611 - Iron deficiency and immune dysregulation in children with chronic kidney disease: single cell RNA sequencing analysis of circulating lymphocytes
Sunday, April 27, 2025
8:30am – 10:45am HST
Publication Number: 611.5982
Hannah Federman, Weill Cornell Medicine, New York, NY, United States; Chantalle A. Campbell, Weill Cornell Medicine, New York, NY, United States; Uthra Balaji, Weill Cornell Medicine, ALLEN, TX, United States; Kanza Baqai, Weill Cornell Medicine, New York City, NY, United States; Edwin Patino, Weill Cornell Medicine, New York, NY, United States; Jinghua Gu, Weill Cornell Medicine, New York, NY, United States; M Virginia Pascual, Weill Cornell Medicine, New York, NY, United States; Oleh Akchurin, Weill Cornell Medical College, New York, NY, United States
Postdoctoral Fellow Weill Cornell Medicine New York, New York, United States
Background: Immune dysregulation is a clinically relevant complication of chronic kidney disease (CKD), with poorly understood mechanisms and limited treatments. Iron deficiency (ID), usually functional, is also common in CKD, often requiring iron supplementation. While both ID and iron supplementation affect lymphocyte function in non-CKD settings, their role in immune dysfunction in pediatric CKD remains unclear. Objective: To delineate the relationship between CKD, ID, and the transcriptomic profiles of lymphoid cell populations in children. Design/Methods: Peripheral blood mononuclear cells (PBMCs) were collected from healthy controls (n=6) and pediatric CKD patients (n=12), including 5 ID (defined as TSAT < 20%), and 7 iron-replete patients. Groups were age- and sex-matched. scRNA-seq libraries were prepared using Chromium Single Cell 3’ Reagent Kit V2 (10x Genomics) and sequenced on Illumina HiSeq 2500. Cell clustering was performed with Seurat, and KEGG pathway enrichment analysis with fGSEA. Results: Age (13.3 years for CKD and 14.3 years for control), GFR, hemoglobin, or WBC count were similar between groups. scRNAseq revealed 25 unique lymphoid subclusters, including CD4/CD8 T, B, NK, and plasma cells. Within total lymphocytes, the number of naive CD4 cells was reduced and the number of central memory CD8 cells was increased in CKD patients compared to controls. The CD56-dim subpopulation of NK cells was reduced in the CKD group. Proliferating NK, gd-T, and CD8 memory T cells were among the clusters with the highest number of differentially expressed genes between both CKD and control groups and between iron-deficient and iron-sufficient CKD sub-groups. Genes involved in antigen-receptor binding, like galectin 1 (LGALS1), were induced in CD8 T cells in ID-CKD. Increase of HLA-DRB1 in NK cells and KLF-5 in B cells in ID-CKD was also noted, alongside genes driving Fc-gamma R-mediated phagocytosis and chemokine-signaling in B and T cells in ID-CKD. This pathway upregulation was found in Th1 (but not in Th2) cells, suggesting an ID-driven polarized immune response. B-cell receptor signaling pathway was significantly positively enriched for naïve B cells and plasma cells in the iron-deficient group compared to the healthy controls.

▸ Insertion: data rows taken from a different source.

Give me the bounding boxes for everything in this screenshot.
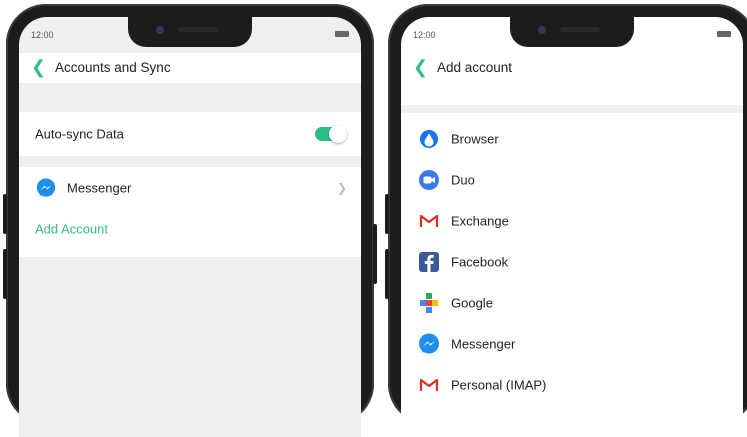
list-item-exchange[interactable]: Exchange (401, 200, 743, 241)
volume-button (385, 249, 389, 299)
messenger-icon (36, 178, 56, 197)
screen-accounts-and-sync: 12:00 ❮ Accounts and Sync Auto-sync Data (19, 17, 361, 437)
page-title: Accounts and Sync (55, 60, 171, 75)
auto-sync-row[interactable]: Auto-sync Data (19, 112, 361, 156)
account-label: Messenger (67, 180, 132, 196)
google-icon (420, 292, 438, 313)
camera-icon (156, 26, 164, 34)
power-button (373, 224, 377, 284)
accounts-section: Messenger ❯ Add Account (19, 167, 361, 257)
list-label: Browser (451, 131, 499, 146)
speaker-icon (178, 27, 218, 32)
speaker-icon (560, 27, 600, 32)
browser-icon (420, 129, 438, 148)
divider (401, 105, 743, 113)
list-item-messenger[interactable]: Messenger (401, 323, 743, 364)
header: ❮ Add account (401, 53, 743, 83)
phone-right: 12:00 ❮ Add account Browser Duo Exchange… (385, 4, 747, 437)
list-label: Duo (451, 172, 475, 187)
status-time: 12:00 (413, 30, 436, 40)
camera-icon (538, 26, 546, 34)
list-label: Personal (IMAP) (451, 377, 547, 392)
screen-add-account: 12:00 ❮ Add account Browser Duo Exchange… (401, 17, 743, 437)
list-item-duo[interactable]: Duo (401, 159, 743, 200)
auto-sync-label: Auto-sync Data (35, 126, 124, 142)
list-item-personal-imap[interactable]: Personal (IMAP) (401, 364, 743, 405)
add-account-label: Add Account (35, 221, 108, 237)
list-label: Messenger (451, 336, 516, 351)
volume-button (3, 194, 7, 234)
account-row-messenger[interactable]: Messenger ❯ (19, 167, 361, 209)
messenger-icon (419, 333, 439, 353)
volume-button (385, 194, 389, 234)
auto-sync-toggle[interactable] (315, 125, 347, 143)
phone-left: 12:00 ❮ Accounts and Sync Auto-sync Data (3, 4, 377, 437)
header: ❮ Accounts and Sync (19, 53, 361, 83)
back-arrow-icon[interactable]: ❮ (413, 58, 428, 76)
battery-icon (717, 31, 731, 37)
list-label: Exchange (451, 213, 509, 228)
volume-button (3, 249, 7, 299)
notch (510, 17, 634, 47)
list-label: Google (451, 295, 493, 310)
duo-icon (419, 169, 439, 190)
gmail-icon (419, 378, 439, 391)
facebook-icon (419, 251, 439, 272)
chevron-right-icon: ❯ (336, 181, 347, 195)
list-item-facebook[interactable]: Facebook (401, 241, 743, 282)
back-arrow-icon[interactable]: ❮ (31, 58, 46, 76)
toggle-knob (329, 125, 347, 143)
status-time: 12:00 (31, 30, 54, 40)
add-account-link[interactable]: Add Account (19, 209, 361, 249)
page-title: Add account (437, 60, 513, 75)
list-label: Facebook (451, 254, 509, 269)
gmail-icon (419, 214, 439, 227)
battery-icon (335, 31, 349, 37)
notch (128, 17, 252, 47)
list-item-browser[interactable]: Browser (401, 118, 743, 159)
list-item-google[interactable]: Google (401, 282, 743, 323)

Conclusion(s): This study is the first, to our knowledge, to define lymphoid immunity in pediatric CKD using single-cell transcriptomics. While iron supplementation is perceived to be pro-inflammatory in CKD, our data suggest that iron-deficient pediatric CKD patients exhibit immune pathway activation in lymphocytes, potentially driving systemic inflammation.